The revisions to the definition of “control” in the FR Y-10 will flow through to the Federal Reserve’s FR Y-6 (Annual Report of Holding Companies) and FR Y-7 (Annual Report of Foreign Banking Organizations). These forms require banking organizations to submit organizational structure charts of the companies that they control as part of their annual report to the regulator. Therefore, banking organizations should consider how the revised definition of control will change the companies that are reported on the annual organizational structure chart that is filed with the FR Y-6/Y-7.5 This could be a significant undertaking in its own right, particularly for FBOs.
The revisions to the FR Y-10 incorporate the presumptions of control from the 2020 Control Rule but do not explicitly incorporate the provisions regarding control over securities.6 This is significant because the provisions regarding control over securities are the way that the Federal Reserve aggregates voting securities held by a banking organization and its senior management officials or controlling equity holders. Without an explicit incorporation of these provisions, it is possible that a banking organization could control a nonbanking company under the 2020 Control Rule but not for purposes of the FR Y-10, defeating the purpose of the 2022 revisions.
Finally, the revisions to the FR Y-10 do not appear to change the definition of control for reporting of certain interests under Regulation K. This continues the Federal Reserve’s opaque treatment of cross-border investments by banking organizations, which hopefully will be resolved in the long-awaited revisions to Regulation K.
1 87 Fed. Reg. 73,304 (Nov. 29, 2022), https://www.federalregister.gov/documents/2022/11/29/2022-26035/agency-information-collection-activities-announcement-of-board-approval-under-delegated-authority. The Federal Reserve made other changes to the FR Y-10 that take effect on December 31, 2022, but these are technical in nature and should not have the potentially wide-ranging effect of the changes discussed in this Legal Update.
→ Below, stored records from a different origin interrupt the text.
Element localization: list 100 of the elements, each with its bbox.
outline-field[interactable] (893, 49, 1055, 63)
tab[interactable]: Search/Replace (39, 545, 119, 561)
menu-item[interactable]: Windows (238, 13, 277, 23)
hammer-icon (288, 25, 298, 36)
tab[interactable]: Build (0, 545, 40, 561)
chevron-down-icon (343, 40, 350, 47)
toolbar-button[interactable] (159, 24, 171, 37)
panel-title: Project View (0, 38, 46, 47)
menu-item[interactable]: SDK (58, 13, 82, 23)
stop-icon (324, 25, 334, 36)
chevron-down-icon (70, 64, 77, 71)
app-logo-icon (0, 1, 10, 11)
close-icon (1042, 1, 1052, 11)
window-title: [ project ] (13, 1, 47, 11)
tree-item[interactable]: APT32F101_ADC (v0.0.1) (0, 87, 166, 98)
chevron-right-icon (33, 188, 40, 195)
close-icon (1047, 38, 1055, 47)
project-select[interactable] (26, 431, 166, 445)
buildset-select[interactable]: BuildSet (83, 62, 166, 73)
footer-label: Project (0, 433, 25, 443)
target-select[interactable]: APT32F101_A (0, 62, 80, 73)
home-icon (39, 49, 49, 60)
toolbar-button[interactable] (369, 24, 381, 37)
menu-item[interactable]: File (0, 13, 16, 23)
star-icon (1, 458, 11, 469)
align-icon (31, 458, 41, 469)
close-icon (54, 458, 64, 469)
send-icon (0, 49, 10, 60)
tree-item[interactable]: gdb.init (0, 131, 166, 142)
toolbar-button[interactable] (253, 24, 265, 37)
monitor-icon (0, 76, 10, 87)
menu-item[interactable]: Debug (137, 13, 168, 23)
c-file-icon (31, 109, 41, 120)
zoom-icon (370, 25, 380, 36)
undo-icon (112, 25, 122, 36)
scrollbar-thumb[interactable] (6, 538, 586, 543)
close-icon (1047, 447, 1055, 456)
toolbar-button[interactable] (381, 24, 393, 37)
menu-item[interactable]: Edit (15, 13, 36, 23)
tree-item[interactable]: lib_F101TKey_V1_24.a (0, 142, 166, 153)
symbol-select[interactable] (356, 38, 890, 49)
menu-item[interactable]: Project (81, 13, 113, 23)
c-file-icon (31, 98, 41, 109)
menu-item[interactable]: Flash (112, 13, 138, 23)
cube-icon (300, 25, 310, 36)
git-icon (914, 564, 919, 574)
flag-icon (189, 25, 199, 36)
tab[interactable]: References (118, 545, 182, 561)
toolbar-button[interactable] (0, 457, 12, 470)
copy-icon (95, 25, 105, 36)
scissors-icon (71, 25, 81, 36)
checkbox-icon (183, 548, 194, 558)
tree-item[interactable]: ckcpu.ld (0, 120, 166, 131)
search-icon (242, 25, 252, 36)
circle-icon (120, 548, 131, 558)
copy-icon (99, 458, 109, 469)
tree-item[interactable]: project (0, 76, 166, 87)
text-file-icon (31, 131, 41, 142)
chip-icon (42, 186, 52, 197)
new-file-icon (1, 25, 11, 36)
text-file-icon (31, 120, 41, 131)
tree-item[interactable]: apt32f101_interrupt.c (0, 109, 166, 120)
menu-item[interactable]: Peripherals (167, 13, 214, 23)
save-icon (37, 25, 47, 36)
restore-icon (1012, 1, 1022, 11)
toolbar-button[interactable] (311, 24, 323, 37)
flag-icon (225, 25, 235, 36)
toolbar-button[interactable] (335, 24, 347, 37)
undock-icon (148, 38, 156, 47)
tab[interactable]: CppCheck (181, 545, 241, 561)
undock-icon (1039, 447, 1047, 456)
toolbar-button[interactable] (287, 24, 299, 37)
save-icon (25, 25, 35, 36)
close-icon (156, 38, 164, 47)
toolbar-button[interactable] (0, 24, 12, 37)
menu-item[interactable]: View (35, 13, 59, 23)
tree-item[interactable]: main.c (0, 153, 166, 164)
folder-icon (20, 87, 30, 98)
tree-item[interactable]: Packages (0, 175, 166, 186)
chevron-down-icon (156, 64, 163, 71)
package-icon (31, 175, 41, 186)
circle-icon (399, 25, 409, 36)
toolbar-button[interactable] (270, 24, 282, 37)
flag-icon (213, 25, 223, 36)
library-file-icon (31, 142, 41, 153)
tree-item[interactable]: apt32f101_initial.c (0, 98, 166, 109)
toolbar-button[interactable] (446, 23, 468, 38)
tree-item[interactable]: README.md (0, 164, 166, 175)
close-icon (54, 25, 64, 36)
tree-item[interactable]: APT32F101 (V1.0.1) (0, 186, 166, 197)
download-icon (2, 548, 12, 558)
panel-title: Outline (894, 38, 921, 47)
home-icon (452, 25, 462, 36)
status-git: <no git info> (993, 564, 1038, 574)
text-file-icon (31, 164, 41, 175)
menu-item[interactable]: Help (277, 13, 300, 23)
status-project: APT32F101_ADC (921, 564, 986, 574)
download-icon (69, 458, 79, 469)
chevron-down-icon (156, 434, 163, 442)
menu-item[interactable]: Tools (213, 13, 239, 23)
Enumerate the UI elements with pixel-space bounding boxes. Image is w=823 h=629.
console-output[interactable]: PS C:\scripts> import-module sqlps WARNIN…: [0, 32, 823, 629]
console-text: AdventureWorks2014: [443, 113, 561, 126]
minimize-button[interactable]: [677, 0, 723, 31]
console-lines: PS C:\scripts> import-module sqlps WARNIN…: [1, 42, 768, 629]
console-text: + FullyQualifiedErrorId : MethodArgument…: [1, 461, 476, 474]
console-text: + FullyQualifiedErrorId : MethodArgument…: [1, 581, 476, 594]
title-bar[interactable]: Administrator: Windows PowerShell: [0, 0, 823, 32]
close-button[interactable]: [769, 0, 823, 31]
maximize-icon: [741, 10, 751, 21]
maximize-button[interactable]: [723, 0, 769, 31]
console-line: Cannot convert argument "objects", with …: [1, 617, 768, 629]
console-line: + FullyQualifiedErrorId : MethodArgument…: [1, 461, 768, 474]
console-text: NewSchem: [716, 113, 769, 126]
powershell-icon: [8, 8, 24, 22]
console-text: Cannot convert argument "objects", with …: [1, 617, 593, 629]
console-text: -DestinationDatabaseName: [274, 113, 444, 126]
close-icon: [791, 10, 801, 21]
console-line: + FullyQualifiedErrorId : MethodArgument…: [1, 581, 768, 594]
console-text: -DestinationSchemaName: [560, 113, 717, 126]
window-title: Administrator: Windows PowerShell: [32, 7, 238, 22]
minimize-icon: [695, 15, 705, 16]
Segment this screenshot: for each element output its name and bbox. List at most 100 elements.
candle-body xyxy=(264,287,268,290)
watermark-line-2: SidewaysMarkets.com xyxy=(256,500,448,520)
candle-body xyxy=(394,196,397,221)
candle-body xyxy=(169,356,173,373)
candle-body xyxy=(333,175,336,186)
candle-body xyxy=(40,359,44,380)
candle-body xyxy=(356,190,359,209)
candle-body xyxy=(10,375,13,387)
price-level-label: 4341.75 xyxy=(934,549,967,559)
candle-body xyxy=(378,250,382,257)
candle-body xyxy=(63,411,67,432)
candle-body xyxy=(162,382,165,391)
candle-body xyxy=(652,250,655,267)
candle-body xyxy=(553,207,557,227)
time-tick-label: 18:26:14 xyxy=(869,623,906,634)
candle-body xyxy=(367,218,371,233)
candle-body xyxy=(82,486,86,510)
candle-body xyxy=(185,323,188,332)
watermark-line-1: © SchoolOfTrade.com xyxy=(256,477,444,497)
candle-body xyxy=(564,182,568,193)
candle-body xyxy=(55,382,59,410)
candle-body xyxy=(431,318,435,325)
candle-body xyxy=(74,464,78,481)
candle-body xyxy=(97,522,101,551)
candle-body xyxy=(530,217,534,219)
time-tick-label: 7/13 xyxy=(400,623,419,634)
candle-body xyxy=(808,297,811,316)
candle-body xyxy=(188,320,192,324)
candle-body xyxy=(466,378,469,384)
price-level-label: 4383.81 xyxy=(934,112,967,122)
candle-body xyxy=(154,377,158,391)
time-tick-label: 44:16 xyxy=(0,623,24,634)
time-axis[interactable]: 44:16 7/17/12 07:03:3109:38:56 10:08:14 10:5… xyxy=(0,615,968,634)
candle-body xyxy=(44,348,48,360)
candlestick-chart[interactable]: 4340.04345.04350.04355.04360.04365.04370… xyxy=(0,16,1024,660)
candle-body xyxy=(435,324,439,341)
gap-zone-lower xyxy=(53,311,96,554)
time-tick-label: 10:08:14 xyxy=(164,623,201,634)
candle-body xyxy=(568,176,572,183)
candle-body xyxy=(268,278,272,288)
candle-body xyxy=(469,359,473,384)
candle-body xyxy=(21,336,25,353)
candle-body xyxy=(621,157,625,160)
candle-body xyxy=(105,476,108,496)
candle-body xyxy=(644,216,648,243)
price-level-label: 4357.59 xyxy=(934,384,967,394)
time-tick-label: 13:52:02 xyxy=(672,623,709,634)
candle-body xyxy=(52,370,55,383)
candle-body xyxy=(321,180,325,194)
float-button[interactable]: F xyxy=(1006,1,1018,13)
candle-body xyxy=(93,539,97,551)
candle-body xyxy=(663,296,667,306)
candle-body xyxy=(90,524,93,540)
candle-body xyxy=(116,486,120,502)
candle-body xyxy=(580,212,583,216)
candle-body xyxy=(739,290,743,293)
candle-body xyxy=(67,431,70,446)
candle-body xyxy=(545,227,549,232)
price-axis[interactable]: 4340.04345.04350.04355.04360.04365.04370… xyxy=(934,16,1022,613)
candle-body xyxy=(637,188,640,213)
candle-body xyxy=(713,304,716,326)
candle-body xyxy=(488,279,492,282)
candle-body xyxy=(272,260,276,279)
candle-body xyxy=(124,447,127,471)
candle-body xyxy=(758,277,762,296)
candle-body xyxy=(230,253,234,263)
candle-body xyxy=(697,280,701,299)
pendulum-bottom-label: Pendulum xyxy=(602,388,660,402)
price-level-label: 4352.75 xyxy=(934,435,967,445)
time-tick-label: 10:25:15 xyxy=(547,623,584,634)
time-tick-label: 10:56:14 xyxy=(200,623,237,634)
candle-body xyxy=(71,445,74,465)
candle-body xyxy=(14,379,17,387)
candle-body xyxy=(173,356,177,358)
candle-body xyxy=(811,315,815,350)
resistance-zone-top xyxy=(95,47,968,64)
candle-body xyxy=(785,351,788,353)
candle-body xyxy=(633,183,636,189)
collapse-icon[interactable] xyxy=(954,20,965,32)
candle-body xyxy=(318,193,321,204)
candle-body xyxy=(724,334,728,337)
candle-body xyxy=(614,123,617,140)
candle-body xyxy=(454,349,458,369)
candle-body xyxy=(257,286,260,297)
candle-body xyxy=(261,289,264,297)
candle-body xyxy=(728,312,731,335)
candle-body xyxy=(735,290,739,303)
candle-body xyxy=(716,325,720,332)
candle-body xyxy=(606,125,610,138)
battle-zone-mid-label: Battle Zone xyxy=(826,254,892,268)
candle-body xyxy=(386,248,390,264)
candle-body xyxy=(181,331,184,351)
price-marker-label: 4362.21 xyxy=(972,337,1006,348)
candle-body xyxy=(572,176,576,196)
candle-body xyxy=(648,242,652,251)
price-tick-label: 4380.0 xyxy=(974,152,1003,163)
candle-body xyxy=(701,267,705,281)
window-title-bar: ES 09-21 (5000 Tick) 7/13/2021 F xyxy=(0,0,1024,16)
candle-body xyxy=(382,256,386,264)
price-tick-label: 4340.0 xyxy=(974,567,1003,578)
3 See our Legal Update on the 2020 control rulemaking: https://www.mayerbrown.com/en/perspectives-events/publications/2020/02/us-federal-reserve-board-approves-final-rule-significantly-revising-control-rules.
4 The revisions also note that a banking organization that is a SLHC will control Company B if it holds more than 25 percent of the equity of Company B, reflecting a difference between the BHCA and HOLA. See 12 U.S.C. § 1467a(a)(2).
5 The Federal Reserve intends to transition from requiring a hardcopy organizational structure chart in the annual report to an electronic structure tracking system, but this will not occur until the 2025 filing cycle at the earliest.